Biomanufacturing expert at BMC prepares settle plates for sampling
As part of qualifying the HVAC system, a biomanufacturing expert at the Biologics Manufacturing Centre prepares settle plates for air and surface sampling.

Asking highly skilled experts to simulate the vaccine production process may sound unnecessary, but this performance must be carried out with absolute precision, because any significant variation in the results is likely to trigger an internal investigation and documentation of the root cause. The qualification team would then need to propose, evaluate, approve, implement and document corrective action, and then the testing would need to start over again.

The dynamic performance qualification process for the HVAC system must be repeated 3 times with the testing plates rotated frequently to ensure all the areas have been tested and the conditions inside the clean rooms are consistently maintained.

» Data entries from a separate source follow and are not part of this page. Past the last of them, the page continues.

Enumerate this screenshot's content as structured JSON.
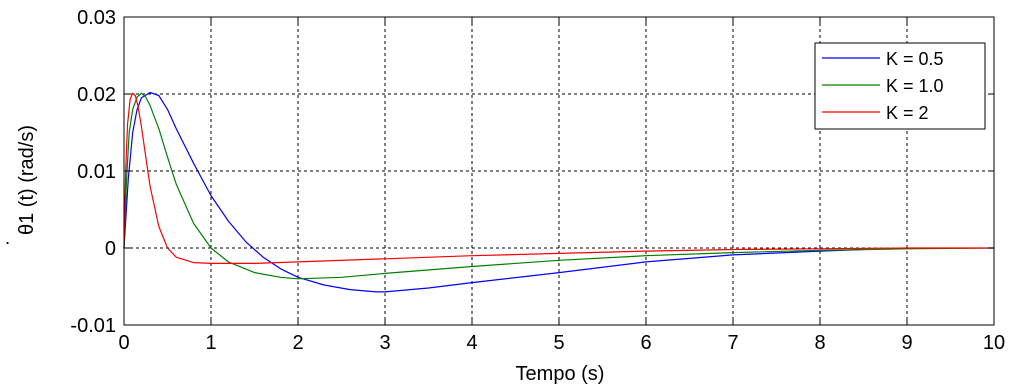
{
  "chart_data": {
    "type": "line",
    "xlabel": "Tempo (s)",
    "ylabel": "θ1 (t) (rad/s)",
    "ylabel_dot": "˙",
    "xlim": [
      0,
      10
    ],
    "ylim": [
      -0.01,
      0.03
    ],
    "x_ticks": [
      0,
      1,
      2,
      3,
      4,
      5,
      6,
      7,
      8,
      9,
      10
    ],
    "x_tick_labels": [
      "0",
      "1",
      "2",
      "3",
      "4",
      "5",
      "6",
      "7",
      "8",
      "9",
      "10"
    ],
    "y_ticks": [
      -0.01,
      0,
      0.01,
      0.02,
      0.03
    ],
    "y_tick_labels": [
      "-0.01",
      "0",
      "0.01",
      "0.02",
      "0.03"
    ],
    "grid": true,
    "legend_position": "top-right",
    "series": [
      {
        "name": "K = 0.5",
        "color": "#0000ff",
        "points": [
          [
            0,
            0
          ],
          [
            0.05,
            0.009
          ],
          [
            0.1,
            0.015
          ],
          [
            0.15,
            0.018
          ],
          [
            0.2,
            0.0195
          ],
          [
            0.3,
            0.0202
          ],
          [
            0.4,
            0.0198
          ],
          [
            0.5,
            0.018
          ],
          [
            0.6,
            0.0155
          ],
          [
            0.8,
            0.011
          ],
          [
            1.0,
            0.0068
          ],
          [
            1.2,
            0.0035
          ],
          [
            1.4,
            0.0008
          ],
          [
            1.6,
            -0.0012
          ],
          [
            1.8,
            -0.0027
          ],
          [
            2.0,
            -0.0038
          ],
          [
            2.3,
            -0.0048
          ],
          [
            2.6,
            -0.0054
          ],
          [
            2.9,
            -0.0057
          ],
          [
            3.0,
            -0.0057
          ],
          [
            3.5,
            -0.0052
          ],
          [
            4.0,
            -0.0045
          ],
          [
            5.0,
            -0.0032
          ],
          [
            6.0,
            -0.0018
          ],
          [
            7.0,
            -0.0009
          ],
          [
            8.0,
            -0.0004
          ],
          [
            8.5,
            -0.0002
          ]
        ]
      },
      {
        "name": "K = 1.0",
        "color": "#008000",
        "points": [
          [
            0,
            0
          ],
          [
            0.03,
            0.009
          ],
          [
            0.06,
            0.015
          ],
          [
            0.1,
            0.018
          ],
          [
            0.15,
            0.0196
          ],
          [
            0.2,
            0.0201
          ],
          [
            0.25,
            0.0196
          ],
          [
            0.3,
            0.0185
          ],
          [
            0.4,
            0.0155
          ],
          [
            0.5,
            0.0118
          ],
          [
            0.6,
            0.0083
          ],
          [
            0.8,
            0.0032
          ],
          [
            1.0,
            0.0
          ],
          [
            1.2,
            -0.0018
          ],
          [
            1.5,
            -0.0032
          ],
          [
            1.8,
            -0.0038
          ],
          [
            2.0,
            -0.004
          ],
          [
            2.5,
            -0.0038
          ],
          [
            3.0,
            -0.0033
          ],
          [
            4.0,
            -0.0024
          ],
          [
            5.0,
            -0.0016
          ],
          [
            6.0,
            -0.001
          ],
          [
            7.0,
            -0.0006
          ],
          [
            8.0,
            -0.0003
          ],
          [
            9.0,
            -0.0001
          ],
          [
            10.0,
            0.0
          ]
        ]
      },
      {
        "name": "K = 2",
        "color": "#ff0000",
        "points": [
          [
            0,
            0
          ],
          [
            0.02,
            0.01
          ],
          [
            0.04,
            0.016
          ],
          [
            0.07,
            0.0193
          ],
          [
            0.1,
            0.0201
          ],
          [
            0.13,
            0.0198
          ],
          [
            0.16,
            0.0185
          ],
          [
            0.2,
            0.0158
          ],
          [
            0.25,
            0.0118
          ],
          [
            0.3,
            0.008
          ],
          [
            0.4,
            0.0028
          ],
          [
            0.5,
            0.0
          ],
          [
            0.6,
            -0.0012
          ],
          [
            0.8,
            -0.0019
          ],
          [
            1.0,
            -0.002
          ],
          [
            1.5,
            -0.002
          ],
          [
            2.0,
            -0.0018
          ],
          [
            3.0,
            -0.0014
          ],
          [
            4.0,
            -0.001
          ],
          [
            5.0,
            -0.0007
          ],
          [
            6.0,
            -0.0004
          ],
          [
            7.0,
            -0.0002
          ],
          [
            8.0,
            -0.0001
          ],
          [
            9.0,
            0.0
          ],
          [
            10.0,
            0.0
          ]
        ]
      }
    ]
  }
}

Experts at the Biologics Manufacturing Centre completed the testing of the HVAC system in the clean rooms earlier in spring 2022. The dynamic performance qualification included testing 5,070 samples from 2,325 surfaces in 1,160 sampling locations.

In addition to surface testing, they also placed small probes, called data loggers, throughout the room during static and dynamic testing periods to regularly sample room temperature, humidity and pressure levels to ensure consistency over time.

The documentation

Every step, every test and every result from the static and dynamic performance qualification is meticulously recorded by the biomanufacturing experts as part of the overall commissioning, qualification and validation process for the Biologics Manufacturing Centre. This is required before Health Canada will issue a drug establishment licence for the facility.

Read the other stories in this series to learn more.

Update:

  • On April 1, 2023, the not-for-profit corporation, Biologics Manufacturing Centre (BMC) Inc. assumed responsibility for operating the Biologics Manufacturing Centre.
  • On August 5, 2022, Health Canada issued a drug establishment licence for the Biologics Manufacturing Centre.